If you are a customer of a European bank your savings are protected up to an equivalent of €100,000 per bank and customer according to an EU directive. Several protective measures like ex ante and ex post contributions ensure a reimbursement of savers in case of a bank failure. According to the European Banking Authority, ensuring the reimbursement is one of the “primary goals of the authorities, the EU, and the legislative framework when dealing with bank failures.”
How does a deposit guarantee scheme work?
To ensure immediate operational readiness in case of a bank failure, each European deposit guarantee scheme will have to cover at least 0.8 percent of the respective protected deposits by 2024. To meet this requirement, banks pay regular contributions into their deposit guarantee schemes.
In case available funds are insufficient to cover the reimbursement of savers in the event of a bank failure, the deposit guarantee scheme is able to call extraordinary contributions from all its members to cover the shortfall.
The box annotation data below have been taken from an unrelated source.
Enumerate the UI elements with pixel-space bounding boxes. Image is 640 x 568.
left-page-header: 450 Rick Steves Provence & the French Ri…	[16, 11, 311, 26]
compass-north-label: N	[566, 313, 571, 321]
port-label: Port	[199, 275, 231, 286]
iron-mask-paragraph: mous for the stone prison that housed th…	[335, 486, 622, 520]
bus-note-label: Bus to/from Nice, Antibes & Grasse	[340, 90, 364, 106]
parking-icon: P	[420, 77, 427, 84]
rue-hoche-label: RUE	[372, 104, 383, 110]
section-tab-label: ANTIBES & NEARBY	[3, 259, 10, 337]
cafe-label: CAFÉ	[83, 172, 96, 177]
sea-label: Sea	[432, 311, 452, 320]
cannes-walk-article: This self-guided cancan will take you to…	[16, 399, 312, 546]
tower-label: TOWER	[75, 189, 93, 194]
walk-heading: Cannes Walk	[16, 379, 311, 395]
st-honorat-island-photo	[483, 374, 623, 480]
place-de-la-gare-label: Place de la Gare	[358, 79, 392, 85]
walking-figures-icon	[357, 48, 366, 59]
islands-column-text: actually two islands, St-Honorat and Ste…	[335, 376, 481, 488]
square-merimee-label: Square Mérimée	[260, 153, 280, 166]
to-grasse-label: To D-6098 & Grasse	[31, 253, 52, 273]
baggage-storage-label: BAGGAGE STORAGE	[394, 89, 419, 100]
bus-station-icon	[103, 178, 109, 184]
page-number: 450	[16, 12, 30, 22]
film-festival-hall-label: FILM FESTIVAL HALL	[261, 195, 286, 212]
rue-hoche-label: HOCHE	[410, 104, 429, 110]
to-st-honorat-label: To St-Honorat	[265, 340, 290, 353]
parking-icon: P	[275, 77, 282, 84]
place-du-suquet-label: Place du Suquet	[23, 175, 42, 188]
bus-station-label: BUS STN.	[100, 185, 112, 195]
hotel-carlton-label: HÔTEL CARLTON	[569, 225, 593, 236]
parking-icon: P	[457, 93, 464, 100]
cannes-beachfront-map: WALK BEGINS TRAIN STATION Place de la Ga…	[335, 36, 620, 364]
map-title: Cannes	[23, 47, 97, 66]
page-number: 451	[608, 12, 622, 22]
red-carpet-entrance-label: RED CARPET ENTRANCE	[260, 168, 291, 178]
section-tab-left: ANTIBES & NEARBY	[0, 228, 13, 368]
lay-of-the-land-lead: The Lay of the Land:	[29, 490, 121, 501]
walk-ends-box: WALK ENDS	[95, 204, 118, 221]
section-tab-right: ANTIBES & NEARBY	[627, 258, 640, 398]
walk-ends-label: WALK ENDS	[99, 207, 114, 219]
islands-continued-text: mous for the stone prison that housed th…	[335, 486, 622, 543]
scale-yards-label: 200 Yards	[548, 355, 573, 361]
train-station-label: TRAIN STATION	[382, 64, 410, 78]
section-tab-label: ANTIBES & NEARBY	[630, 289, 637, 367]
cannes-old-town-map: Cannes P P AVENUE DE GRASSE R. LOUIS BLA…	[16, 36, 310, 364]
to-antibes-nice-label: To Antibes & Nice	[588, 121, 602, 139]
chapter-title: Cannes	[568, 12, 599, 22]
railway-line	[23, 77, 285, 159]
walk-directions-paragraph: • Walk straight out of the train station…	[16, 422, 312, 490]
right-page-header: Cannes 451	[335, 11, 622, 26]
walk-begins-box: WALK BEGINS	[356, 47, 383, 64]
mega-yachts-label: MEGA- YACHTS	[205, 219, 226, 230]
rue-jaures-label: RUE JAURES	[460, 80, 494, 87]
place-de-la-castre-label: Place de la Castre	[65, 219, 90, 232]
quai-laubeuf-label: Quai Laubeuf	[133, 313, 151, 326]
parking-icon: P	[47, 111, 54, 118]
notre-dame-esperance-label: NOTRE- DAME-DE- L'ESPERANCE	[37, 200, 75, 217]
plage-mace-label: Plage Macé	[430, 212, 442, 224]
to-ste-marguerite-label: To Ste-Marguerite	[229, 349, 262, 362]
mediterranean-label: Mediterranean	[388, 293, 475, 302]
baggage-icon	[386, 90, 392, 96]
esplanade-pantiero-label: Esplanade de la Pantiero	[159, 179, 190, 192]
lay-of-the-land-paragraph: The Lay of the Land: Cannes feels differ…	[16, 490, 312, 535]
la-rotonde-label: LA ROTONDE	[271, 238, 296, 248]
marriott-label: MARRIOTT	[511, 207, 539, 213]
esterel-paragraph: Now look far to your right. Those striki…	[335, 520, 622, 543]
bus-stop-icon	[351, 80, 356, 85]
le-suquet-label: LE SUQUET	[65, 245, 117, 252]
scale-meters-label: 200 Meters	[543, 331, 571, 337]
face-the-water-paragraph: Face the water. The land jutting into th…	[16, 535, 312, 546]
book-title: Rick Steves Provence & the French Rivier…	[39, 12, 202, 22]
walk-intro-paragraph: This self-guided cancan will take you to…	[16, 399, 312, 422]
In addition, member states have to ensure that sufficient financing alternatives are available to national deposit guarantee schemes to reimburse savers. This may mean that member states may have to provide these funds temporarily – if required even by borrowing money from other EU members. Deposit guarantee schemes may also borrow the needed funds from another deposit guarantee scheme, another market player, or another financial institution.
Which countries have already reached their goal of 0.8 percent?
Estonia, Norway, Sweden, Croatia, Portugal, Czech Republic, Poland, and Bulgaria have reached or exceeded their goal of covering at least 0.8 percent of the respective deposits. Conversely, Italy, Ireland and Austria only reached a percentage of 0.1 percent. Spain is at 0.2 percent, Germany and France both reached 0.3 percent. Slovakia and Great Britain almost reached the goal – they have accumulated 0.7 and 0.6 percent.
Is a coverage of 0.8 percent sufficient?
The goal of each deposit guarantee scheme is to protect every individual saver covered by the fund. Since the probability of simultaneous large bank failures is extremely low, the extent of coverage was selected in such a way that it is sufficient for a vast majority of scenarios while simultaneously reducing the outflow of liquidity from the financial system for an event that occurs extremely rarely.
What does it mean when a deposit guarantee scheme does not cover 0.8 percent of respective deposits?
The fact that a national deposit guarantee scheme does not yet cover 0.8 percent of respective deposits has no immediate consequences for savers: Deposit guarantee schemes can be realized through alternative financing. In the past, it has also been demonstrated that supranational institutions such as the EU Commission and the ECB are willing to contribute with direct and indirect monetary policy measures to protect savers. However, it demonstrates that the deposit guarantee scheme does not yet meet the requirements set by the European Union.
Therefore, the European Banking Authority suggests to carefully take into consideration how well-funded the respective deposit guarantee schemes are. At the latest by 2024, all European countries have to equip their national deposit guarantee schemes with at least 0.8 percent of the respective protected deposits.